Nearest-neighbor lookup (Annoy)
The Annoy library is comparatively lightweight and simple to work with.

The perfect datasets for this library is historical datasets that remain mostly static, since any modification to the dataset requires rebuilding the index.

from annoy import AnnoyIndex
import numpy as np

# Variety of values in each embedding vector.
# The "length" of every fingerprint.
f = 64

# Create an Annoy index.
# This object will store many past embeddings and help us quickly find probably the most similar ones.
ann = AnnoyIndex(f, "angular")
# "angular" distance is usually used to check patterns
# and behaves similarly to cosine similarity.

# Add historical embeddings (past situations).
# Each item represents a compressed version of a past time-series window.
# Here we use random numbers just for instance.
for i in range(10000):
    ann.add_item(i, np.random.randn(f).tolist())

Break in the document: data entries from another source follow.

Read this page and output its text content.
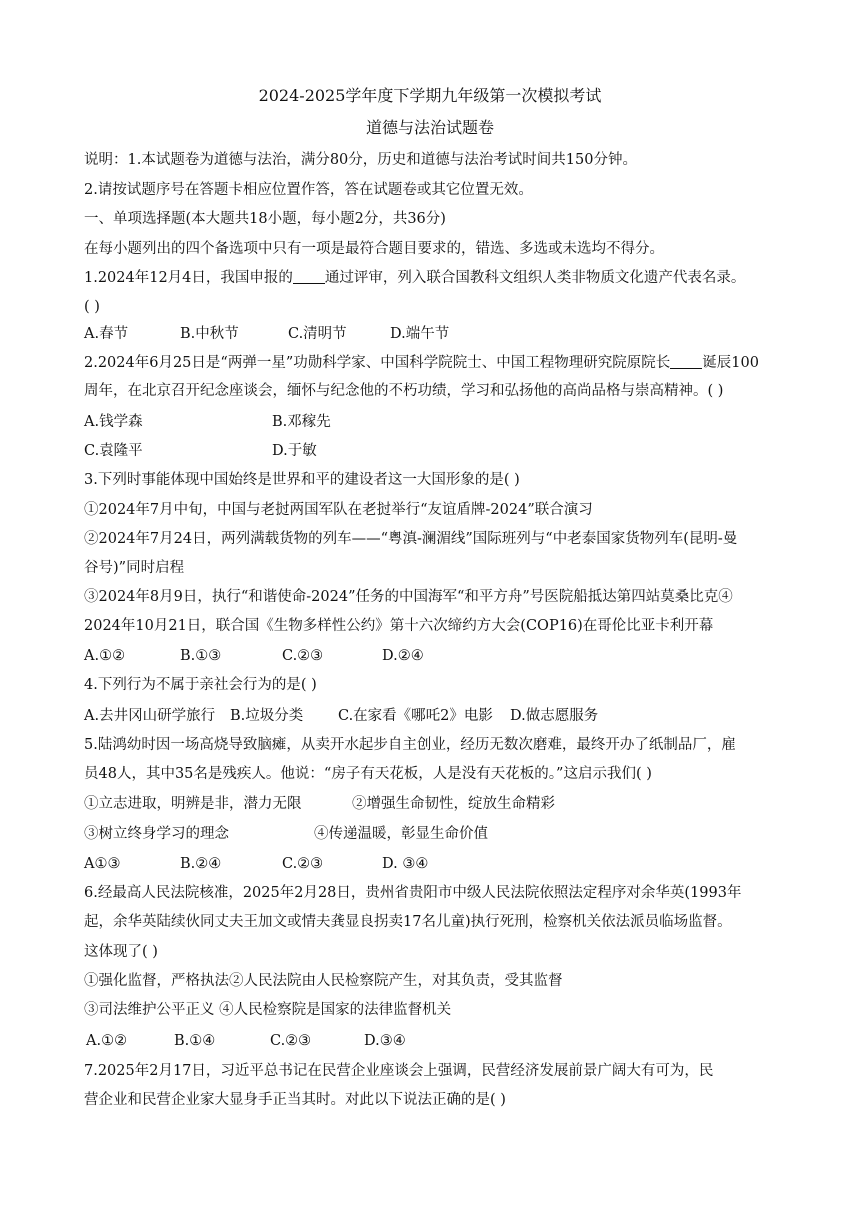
2024-2025学年度下学期九年级第一次模拟考试
道德与法治试题卷
说明：1.本试题卷为道德与法治，满分80分，历史和道德与法治考试时间共150分钟。
2.请按试题序号在答题卡相应位置作答，答在试题卷或其它位置无效。
一、单项选择题(本大题共18小题，每小题2分，共36分)
在每小题列出的四个备选项中只有一项是最符合题目要求的，错选、多选或未选均不得分。
1.2024年12月4日，我国申报的 通过评审，列入联合国教科文组织人类非物质文化遗产代表名录。
( )
A.春节	B.中秋节	C.清明节	D.端午节
2.2024年6月25日是“两弹一星”功勋科学家、中国科学院院士、中国工程物理研究院原院长 诞辰100
周年，在北京召开纪念座谈会，缅怀与纪念他的不朽功绩，学习和弘扬他的高尚品格与崇高精神。( )
A.钱学森	B.邓稼先
C.袁隆平	D.于敏
3.下列时事能体现中国始终是世界和平的建设者这一大国形象的是( )
①2024年7月中旬，中国与老挝两国军队在老挝举行“友谊盾牌-2024”联合演习
②2024年7月24日，两列满载货物的列车——“粤滇-澜湄线”国际班列与“中老泰国家货物列车(昆明-曼
谷号)”同时启程
③2024年8月9日，执行“和谐使命-2024”任务的中国海军“和平方舟”号医院船抵达第四站莫桑比克④
2024年10月21日，联合国《生物多样性公约》第十六次缔约方大会(COP16)在哥伦比亚卡利开幕
A.①②	B.①③	C.②③	D.②④
4.下列行为不属于亲社会行为的是( )
A.去井冈山研学旅行 B.垃圾分类 C.在家看《哪吒2》电影 D.做志愿服务
5.陆鸿幼时因一场高烧导致脑瘫，从卖开水起步自主创业，经历无数次磨难，最终开办了纸制品厂，雇
员48人，其中35名是残疾人。他说：“房子有天花板，人是没有天花板的。”这启示我们( )
①立志进取，明辨是非，潜力无限	②增强生命韧性，绽放生命精彩
③树立终身学习的理念	④传递温暖，彰显生命价值
A①③	B.②④	C.②③	D. ③④
6.经最高人民法院核准，2025年2月28日，贵州省贵阳市中级人民法院依照法定程序对余华英(1993年
起，余华英陆续伙同丈夫王加文或情夫龚显良拐卖17名儿童)执行死刑，检察机关依法派员临场监督。
这体现了( )
①强化监督，严格执法②人民法院由人民检察院产生，对其负责，受其监督
③司法维护公平正义 ④人民检察院是国家的法律监督机关
A.①②	B.①④	C.②③	D.③④
7.2025年2月17日，习近平总书记在民营企业座谈会上强调，民营经济发展前景广阔大有可为，民
营企业和民营企业家大显身手正当其时。对此以下说法正确的是( )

# Construct the search structure.
# This step organizes the information so similarity searches are fast.
# After this, the index becomes read-only.
ann.construct(10)

# Save the index to disk.
# This permits us to load it later without rebuilding the whole lot.
ann.save("hist.ann")

# Create a question embedding.
# This represents the present situation we would like to check
# against past situations.
q = np.random.randn(f).tolist()

# Find the 5 most similar past embeddings.
# Annoy returns the IDs of the closest matches.
neighbors = ann.get_nns_by_vector(q, 5)

print("Nearest neighbors:", neighbors)

# Necessary note:
# Once the index is built, you can't add latest items.
# If latest historical data appears, the index have to be rebuilt.

Qdrant / Pinecone

Qdrant and Pinecone are like Google for embeddings.

You store plenty of vector “fingerprints” (plus extra tags like city/season), and when you will have a brand new fingerprint, you ask:

That is what makes them easier than rolling your personal retrieval: they handle fast search filtering!

Qdrant calls metadata payload, and you may filter search results using conditions.

# Example only (for intuition). Real code needs a running Qdrant instance + real embeddings.

from qdrant_client import QdrantClient, models

client = QdrantClient(url="http://localhost:6333")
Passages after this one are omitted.